The first operand is the format string, which contains one or more format sequences, which specify how the second operand is formatted. The result is a string.

For example, the format sequence '%d' means that the second operand should be formatted as an integer (d stands for “decimal”):

>>> camels = 42

>>> '%d' % camels

'42'

 

The result is the string '42', which is not to be confused with the integer value 42. A format sequence can appear anywhere in the string, so you can embed a value in a sentence:

>>>        camels = 42

>>>        'I have spotted %d camels.' % camels

'I have spotted 42 camels.'

 

If there is more than one format sequence in the string, the second argument has to be a tuple.

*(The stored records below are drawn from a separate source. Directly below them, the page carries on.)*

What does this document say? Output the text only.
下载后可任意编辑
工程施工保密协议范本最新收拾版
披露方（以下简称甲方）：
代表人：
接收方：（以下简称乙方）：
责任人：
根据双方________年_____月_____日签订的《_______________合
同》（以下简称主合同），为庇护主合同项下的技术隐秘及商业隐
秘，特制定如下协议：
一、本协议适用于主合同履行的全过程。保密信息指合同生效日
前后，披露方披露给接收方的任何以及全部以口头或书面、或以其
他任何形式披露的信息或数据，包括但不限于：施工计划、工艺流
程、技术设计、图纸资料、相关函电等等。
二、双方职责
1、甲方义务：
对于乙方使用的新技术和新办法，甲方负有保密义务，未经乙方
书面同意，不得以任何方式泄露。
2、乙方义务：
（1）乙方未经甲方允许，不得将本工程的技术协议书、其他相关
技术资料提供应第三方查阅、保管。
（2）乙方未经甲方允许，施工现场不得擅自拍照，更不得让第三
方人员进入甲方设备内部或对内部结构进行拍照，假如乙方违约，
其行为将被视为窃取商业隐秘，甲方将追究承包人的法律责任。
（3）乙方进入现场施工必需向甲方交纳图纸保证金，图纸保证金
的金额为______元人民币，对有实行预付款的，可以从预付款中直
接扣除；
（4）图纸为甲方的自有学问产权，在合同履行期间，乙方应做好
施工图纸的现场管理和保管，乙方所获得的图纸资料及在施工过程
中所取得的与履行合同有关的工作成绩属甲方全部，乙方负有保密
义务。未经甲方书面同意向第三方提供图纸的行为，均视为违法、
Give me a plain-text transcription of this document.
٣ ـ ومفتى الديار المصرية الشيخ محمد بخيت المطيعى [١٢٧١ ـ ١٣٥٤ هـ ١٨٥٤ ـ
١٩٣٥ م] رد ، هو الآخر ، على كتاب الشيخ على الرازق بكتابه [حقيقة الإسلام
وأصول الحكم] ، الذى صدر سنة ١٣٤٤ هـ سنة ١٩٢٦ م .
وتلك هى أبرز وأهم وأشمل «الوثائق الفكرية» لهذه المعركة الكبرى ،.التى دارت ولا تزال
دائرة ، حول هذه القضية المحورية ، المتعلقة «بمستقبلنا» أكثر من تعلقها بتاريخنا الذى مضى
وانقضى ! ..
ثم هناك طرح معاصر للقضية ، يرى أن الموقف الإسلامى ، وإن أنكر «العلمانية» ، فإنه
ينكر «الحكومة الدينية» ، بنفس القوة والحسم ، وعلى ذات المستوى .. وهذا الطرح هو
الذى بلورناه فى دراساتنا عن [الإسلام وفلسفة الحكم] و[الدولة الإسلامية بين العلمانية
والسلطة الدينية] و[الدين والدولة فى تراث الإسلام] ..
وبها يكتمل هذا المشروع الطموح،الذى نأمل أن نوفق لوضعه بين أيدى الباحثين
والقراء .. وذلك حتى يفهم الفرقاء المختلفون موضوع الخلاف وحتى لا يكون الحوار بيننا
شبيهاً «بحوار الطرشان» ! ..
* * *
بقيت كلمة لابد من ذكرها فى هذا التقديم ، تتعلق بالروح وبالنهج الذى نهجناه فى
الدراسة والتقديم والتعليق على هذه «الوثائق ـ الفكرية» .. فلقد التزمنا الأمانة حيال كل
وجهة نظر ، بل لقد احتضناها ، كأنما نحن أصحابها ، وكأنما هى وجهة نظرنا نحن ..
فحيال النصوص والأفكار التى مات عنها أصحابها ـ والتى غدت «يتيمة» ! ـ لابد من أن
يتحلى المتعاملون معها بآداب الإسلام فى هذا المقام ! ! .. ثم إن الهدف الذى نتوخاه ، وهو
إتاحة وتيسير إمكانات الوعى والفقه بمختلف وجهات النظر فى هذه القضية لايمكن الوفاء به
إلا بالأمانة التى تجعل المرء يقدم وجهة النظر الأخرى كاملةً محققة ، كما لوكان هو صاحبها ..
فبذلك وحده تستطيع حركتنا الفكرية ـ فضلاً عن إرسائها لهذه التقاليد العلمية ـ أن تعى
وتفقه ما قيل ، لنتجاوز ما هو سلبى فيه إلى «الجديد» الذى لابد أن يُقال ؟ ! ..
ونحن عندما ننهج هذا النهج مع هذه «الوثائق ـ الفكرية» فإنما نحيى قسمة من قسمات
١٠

Each format sequence is matched with an element of the tuple, in order.

The following example uses '%d' to format an integer, '%g' to format a floating-point number and '%s' to format a string:

>>>        'In %d years I have spotted %g %s.' % (3, 0.1, 'camels')

'In 3 years I have spotted 0.1 camels.'

 

The number of elements in the tuple has to match the number of format sequences in the string. Also, the types of the elements have to match the format sequences:

>>> '%d %d %d' % (1, 2)

TypeError: not enough arguments for format string

>>> '%d' % 'dollars'

TypeError: illegal argument type for built-in operation

 

Filenames and paths

 

Files are organized into directories (also called “folders”). Every running program has a “current directory,” which is the default directory for most operations. For example, when you open a file for reading, Python looks for it in the current directory.

The os module provides functions for working with files and directories (“os” stands for “operating system”). os.getcwd returns the name of the current directory:

>>>        import os

>>>        cwd = os.getcwd()

>>>        print cwd /home/dinsdale

 

cwd stands for “current working directory.” The result in this example is /home/dinsdale, which is the home directory of a user named dinsdale.

A string like cwd that identifies a file is called a path. A relative path starts from the current directory; an absolute path starts from the topmost directory in the file system.

The paths we have seen so far are simple filenames, so they are relative to the current directory. To find the absolute path to a file, you can use os.path.abspath:

>>>        os.path.abspath('memo.txt')

'/home/dinsdale/memo.txt'

 

os.path.exists checks whether a file or directory exists:

>>> os.path.exists('memo.txt')

True

 

If it exists, os.path.isdir checks whether it’s a directory:

>>>        os.path.isdir('memo.txt')

False

>>>        os.path.isdir('music')

True

 

Similarly, os.path.isfile checks whether it’s a file.

os.listdir returns a list of the files (and other directories) in the given directory:

>>>        os.listdir(cwd)

['music', 'photos', 'memo.txt']

 

To demonstrate these functions, the following example “walks” through a directory, prints the names of all the files, and calls itself recursively on all the directories.

def walk(dirname):

for name in os.listdir(dirname):

path = os.path.join(dirname, name)

if os.path.isfile(path):

print path

else:

walk(path)

os.path.join takes a directory and a file name and joins them into a complete path.